The main point he picked out was this statement
My whole system came about because I wanted true evil, rejection of creation, but I wanted shades of gray in religion. In my reading I know that "evil" religion don't exist in reality.
The problem with evil religions in D&D is that they are not realistic if they are part of a culture or nation. My definition of a evil deity is somebody like Lolth, Elemental Evil, Bane, Howard's Set, etc. They are not realistic because throughout human history cultures just don't go into worshiping evil deities. Isolated cults yes which often manifest as small groups or individuals rejecting the larger culture they are part of.
The technical definition of these type of religions is Maltheism.
Maltheism (from "mal" meaning bad, or illness, and theism, from... well, theism) is the idea that god is just out to get us and that he or she or it is malicious, like a kid who keeps selecting "Monster" from the disaster menu in Sim City. A Maltheist, therefore, is someone who believes that a god or gods exist, and that they are evil, malicious, incompetent, or otherwise causing the suffering of humanity.The Cathars of southern France during the Middle Ages believed Earth was under the sway of an evil god, the Demiurge. The Demiurge was equated with Satan. But being a Cathar wasn't about worshiping the Demiurge. Their whole faith was about rejecting the world (mainly through a severe form of asceticism) so their souls would be put on the road to the realm of light where God exists.

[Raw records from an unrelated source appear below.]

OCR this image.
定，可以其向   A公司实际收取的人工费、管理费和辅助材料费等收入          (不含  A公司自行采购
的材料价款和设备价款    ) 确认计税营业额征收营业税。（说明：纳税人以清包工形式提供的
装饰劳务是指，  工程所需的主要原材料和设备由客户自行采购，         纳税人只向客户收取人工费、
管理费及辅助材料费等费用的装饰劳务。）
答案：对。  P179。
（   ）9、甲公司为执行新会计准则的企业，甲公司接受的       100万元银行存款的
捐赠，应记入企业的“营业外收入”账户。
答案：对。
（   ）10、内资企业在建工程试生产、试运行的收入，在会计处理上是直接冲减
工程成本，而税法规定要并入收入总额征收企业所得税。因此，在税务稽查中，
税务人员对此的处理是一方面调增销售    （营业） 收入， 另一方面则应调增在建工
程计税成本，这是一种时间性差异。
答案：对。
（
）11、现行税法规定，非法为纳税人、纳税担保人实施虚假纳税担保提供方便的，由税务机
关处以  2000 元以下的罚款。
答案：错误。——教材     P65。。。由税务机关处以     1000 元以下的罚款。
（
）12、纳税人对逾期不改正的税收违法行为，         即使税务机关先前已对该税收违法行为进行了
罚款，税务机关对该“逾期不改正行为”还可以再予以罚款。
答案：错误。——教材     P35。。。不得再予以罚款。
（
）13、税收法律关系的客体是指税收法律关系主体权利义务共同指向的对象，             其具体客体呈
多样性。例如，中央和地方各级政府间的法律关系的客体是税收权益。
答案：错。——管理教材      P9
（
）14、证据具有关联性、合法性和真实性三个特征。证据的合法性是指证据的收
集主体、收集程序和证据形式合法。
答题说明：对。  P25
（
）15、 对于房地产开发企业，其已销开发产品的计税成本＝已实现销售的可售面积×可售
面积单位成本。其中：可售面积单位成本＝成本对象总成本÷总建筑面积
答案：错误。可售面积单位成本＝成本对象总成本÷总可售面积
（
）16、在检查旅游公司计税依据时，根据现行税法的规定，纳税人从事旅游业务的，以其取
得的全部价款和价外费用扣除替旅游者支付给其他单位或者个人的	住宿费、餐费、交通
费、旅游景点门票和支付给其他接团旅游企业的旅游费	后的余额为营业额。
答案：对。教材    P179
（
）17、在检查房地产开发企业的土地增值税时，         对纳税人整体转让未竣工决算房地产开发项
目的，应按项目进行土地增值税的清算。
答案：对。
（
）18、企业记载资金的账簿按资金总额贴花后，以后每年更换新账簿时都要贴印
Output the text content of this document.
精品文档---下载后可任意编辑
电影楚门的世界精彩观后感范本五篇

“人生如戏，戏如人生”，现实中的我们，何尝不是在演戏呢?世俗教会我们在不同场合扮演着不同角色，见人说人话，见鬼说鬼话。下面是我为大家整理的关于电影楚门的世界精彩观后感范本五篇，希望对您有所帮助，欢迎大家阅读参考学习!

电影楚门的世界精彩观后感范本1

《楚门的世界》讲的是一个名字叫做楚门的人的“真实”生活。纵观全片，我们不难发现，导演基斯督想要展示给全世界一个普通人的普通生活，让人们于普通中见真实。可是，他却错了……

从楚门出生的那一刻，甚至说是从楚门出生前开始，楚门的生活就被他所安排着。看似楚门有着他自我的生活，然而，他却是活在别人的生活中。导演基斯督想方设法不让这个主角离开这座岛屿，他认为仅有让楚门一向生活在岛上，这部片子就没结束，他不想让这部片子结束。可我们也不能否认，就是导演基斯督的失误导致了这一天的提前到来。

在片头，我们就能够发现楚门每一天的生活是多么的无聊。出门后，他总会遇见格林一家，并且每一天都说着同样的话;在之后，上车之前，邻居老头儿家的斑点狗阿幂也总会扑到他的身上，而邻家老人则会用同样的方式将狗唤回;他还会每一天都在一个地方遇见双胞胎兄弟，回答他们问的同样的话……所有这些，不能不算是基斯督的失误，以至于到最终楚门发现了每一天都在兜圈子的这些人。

This doesn't mean cultures haven't adopted religions or philosophies that were considered abhorrent by neighboring cultures. Also various cultures adopted religions that essentially turned their nations into totalitarian states with all that entails.
The "evil" religions have some fig leaf that makes it appealing to members of that cultures. Usually by preaching some type of racial or cultural superiority. The worst practices of these religions (and they can be pretty bad) are reserved for those they conquer or capture. But among those in the "in-group" the religion can be benign. The Assyrians around 800 B.C. are a good example of this.
The way I apply this to a fantasy campaign is rather simplistic. Religions involving a truly evil deity have cults and never dominate a nation or a culture. The rest have various fig leafs to make them appealing to the cultures that adopted them.
In my own campaign cultures dominated by Set are totalitarian and tyrannical in nature. The culture worshipping Hamakhis believe that the practice of human sacrifices aids the god in holding back the chaos that will destroy creation. And that culture has an ongoing reformation that is trying to return the worship of Hamakhis back to it's older form in worshiping him as the Judge of the Dead. The last evil god of campaign, Kalis, is a nature goddess of blood and revenge. She is only worshiped by cults.